Allowing ourselves to be vulnerable with others reminds us how messy life is, and that we all have struggles. Bravo to Katherine for putting it so eloquently.
3 Responses to "Vulnerability Of Stuttering"

Hi Pam,
I’ve read your blog for a while and commented once before. I love your approach to things :o)
I was wondering if you could write a post about assertiveness? I’ve always had quite a severe stutter and for years and years I’ve hardly spoken at all. In the last year or so I have become much more confident (still a long way to go) and I’m talking way way more than ever before. The only problem is that I’m having issues with people reacting to my stutter and I don’t want them to knock me back down to where I was before.
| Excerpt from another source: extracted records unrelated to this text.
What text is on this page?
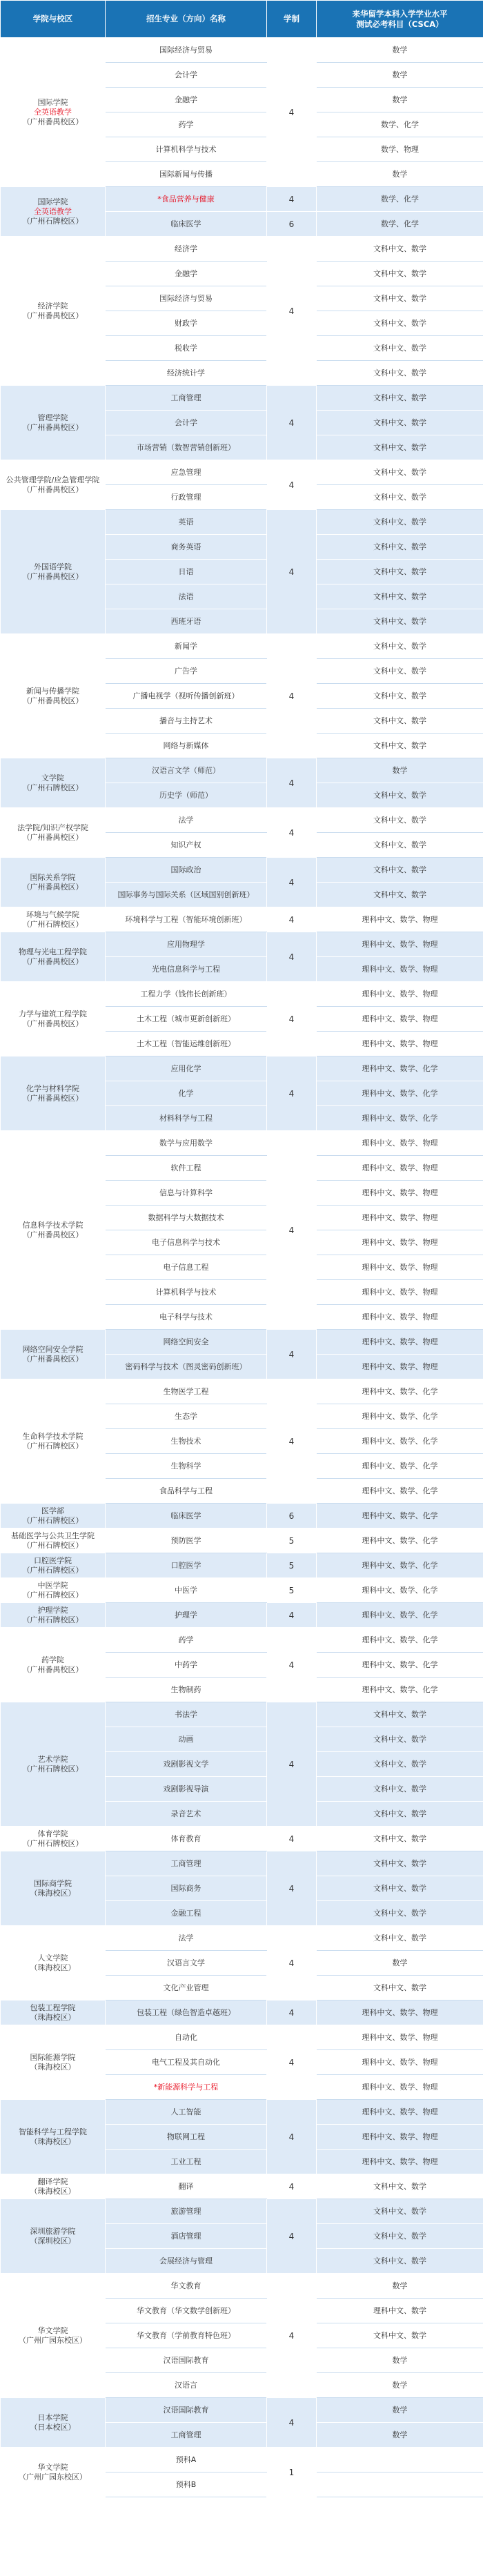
学院与校区	招生专业（方向）名称	学制	来华留学本科入学学业水平
测试必考科目（CSCA）

国际学院
全英语教学
（广州番禺校区）	国际经济与贸易	4	数学
	会计学		数学
	金融学		数学
	药学		数学、化学
	计算机科学与技术		数学、物理
	国际新闻与传播		数学

国际学院
全英语教学
（广州石牌校区）	*食品营养与健康	4	数学、化学
	临床医学	6	数学、化学

经济学院
（广州番禺校区）	经济学	4	文科中文、数学
	金融学		文科中文、数学
	国际经济与贸易		文科中文、数学
	财政学		文科中文、数学
	税收学		文科中文、数学
	经济统计学		文科中文、数学

管理学院
（广州番禺校区）	工商管理	4	文科中文、数学
	会计学		文科中文、数学
	市场营销（数智营销创新班）		文科中文、数学

公共管理学院/应急管理学院
（广州番禺校区）	应急管理	4	文科中文、数学
	行政管理		文科中文、数学

外国语学院
（广州番禺校区）	英语	4	文科中文、数学
	商务英语		文科中文、数学
	日语		文科中文、数学
	法语		文科中文、数学
	西班牙语		文科中文、数学

新闻与传播学院
（广州番禺校区）	新闻学	4	文科中文、数学
	广告学		文科中文、数学
	广播电视学（视听传播创新班）		文科中文、数学
	播音与主持艺术		文科中文、数学
	网络与新媒体		文科中文、数学

文学院
（广州石牌校区）	汉语言文学（师范）	4	数学
	历史学（师范）		文科中文、数学

法学院/知识产权学院
（广州番禺校区）	法学	4	文科中文、数学
	知识产权		文科中文、数学

国际关系学院
（广州番禺校区）	国际政治	4	文科中文、数学
	国际事务与国际关系（区域国别创新班）		文科中文、数学

环境与气候学院
（广州石牌校区）	环境科学与工程（智能环境创新班）	4	理科中文、数学、物理

物理与光电工程学院
（广州番禺校区）	应用物理学	4	理科中文、数学、物理
	光电信息科学与工程		理科中文、数学、物理

力学与建筑工程学院
（广州番禺校区）	工程力学（钱伟长创新班）	4	理科中文、数学、物理
	土木工程（城市更新创新班）		理科中文、数学、物理
	土木工程（智能运维创新班）		理科中文、数学、物理

化学与材料学院
（广州番禺校区）	应用化学	4	理科中文、数学、化学
	化学		理科中文、数学、化学
	材料科学与工程		理科中文、数学、化学

信息科学技术学院
（广州番禺校区）	数学与应用数学	4	理科中文、数学、物理
	软件工程		理科中文、数学、物理
	信息与计算科学		理科中文、数学、物理
	数据科学与大数据技术		理科中文、数学、物理
	电子信息科学与技术		理科中文、数学、物理
	电子信息工程		理科中文、数学、物理
	计算机科学与技术		理科中文、数学、物理
	电子科学与技术		理科中文、数学、物理

网络空间安全学院
（广州番禺校区）	网络空间安全	4	理科中文、数学、物理
	密码科学与技术（图灵密码创新班）		理科中文、数学、物理

生命科学技术学院
（广州石牌校区）	生物医学工程	4	理科中文、数学、化学
	生态学		理科中文、数学、化学
	生物技术		理科中文、数学、化学
	生物科学		理科中文、数学、化学
	食品科学与工程		理科中文、数学、化学

医学部
（广州石牌校区）	临床医学	6	理科中文、数学、化学

基础医学与公共卫生学院
（广州石牌校区）	预防医学	5	理科中文、数学、化学

口腔医学院
（广州石牌校区）	口腔医学	5	理科中文、数学、化学

中医学院
（广州石牌校区）	中医学	5	理科中文、数学、化学

护理学院
（广州石牌校区）	护理学	4	理科中文、数学、化学

药学院
（广州番禺校区）	药学	4	理科中文、数学、化学
	中药学		理科中文、数学、化学
	生物制药		理科中文、数学、化学

艺术学院
（广州石牌校区）	书法学	4	文科中文、数学
	动画		文科中文、数学
	戏剧影视文学		文科中文、数学
	戏剧影视导演		文科中文、数学
	录音艺术		文科中文、数学

体育学院
（广州石牌校区）	体育教育	4	文科中文、数学

国际商学院
（珠海校区）	工商管理	4	文科中文、数学
	国际商务		文科中文、数学
	金融工程		文科中文、数学

人文学院
（珠海校区）	法学	4	文科中文、数学
	汉语言文学		数学
	文化产业管理		文科中文、数学

包装工程学院
（珠海校区）	包装工程（绿色智造卓越班）	4	理科中文、数学、物理

国际能源学院
（珠海校区）	自动化	4	理科中文、数学、物理
	电气工程及其自动化		理科中文、数学、物理
	*新能源科学与工程		理科中文、数学、物理

智能科学与工程学院
（珠海校区）	人工智能	4	理科中文、数学、物理
	物联网工程		理科中文、数学、物理
	工业工程		理科中文、数学、物理

翻译学院
（珠海校区）	翻译	4	文科中文、数学

深圳旅游学院
（深圳校区）	旅游管理	4	文科中文、数学
	酒店管理		文科中文、数学
	会展经济与管理		文科中文、数学

华文学院
（广州广园东校区）	华文教育	4	数学
	华文教育（华文数学创新班）		理科中文、数学
	华文教育（学前教育特色班）		文科中文、数学
	汉语国际教育		数学
	汉语言		数学

日本学院
（日本校区）	汉语国际教育	4	数学
	工商管理		数学

华文学院
（广州广园东校区）	预科A	1	
	预科B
I really, really hate people finishing my sentences or guessing what I’m trying to say – I feel like they think I don’t deserve a voice. I know that’s an over reaction but it’s really getting me down. I’m trying to speak more and more but every single day people are finishing my sentences. Can you give me any tips as to what to say to them? The thing is, I’m still pretty shy and I’m terrible at being assertive.
Thank you xxx

September 23, 2013 at 7:01 PM
I know this is a random post to comment on, but it really enrages me that your dad screamed at you when you stuttered as a child (I read your stuttering is cool interview). Yes people might be ignorant of the stutterer’s experience, but their ignorance has real consequences on the stutterers. People really need to be enlightened and see this.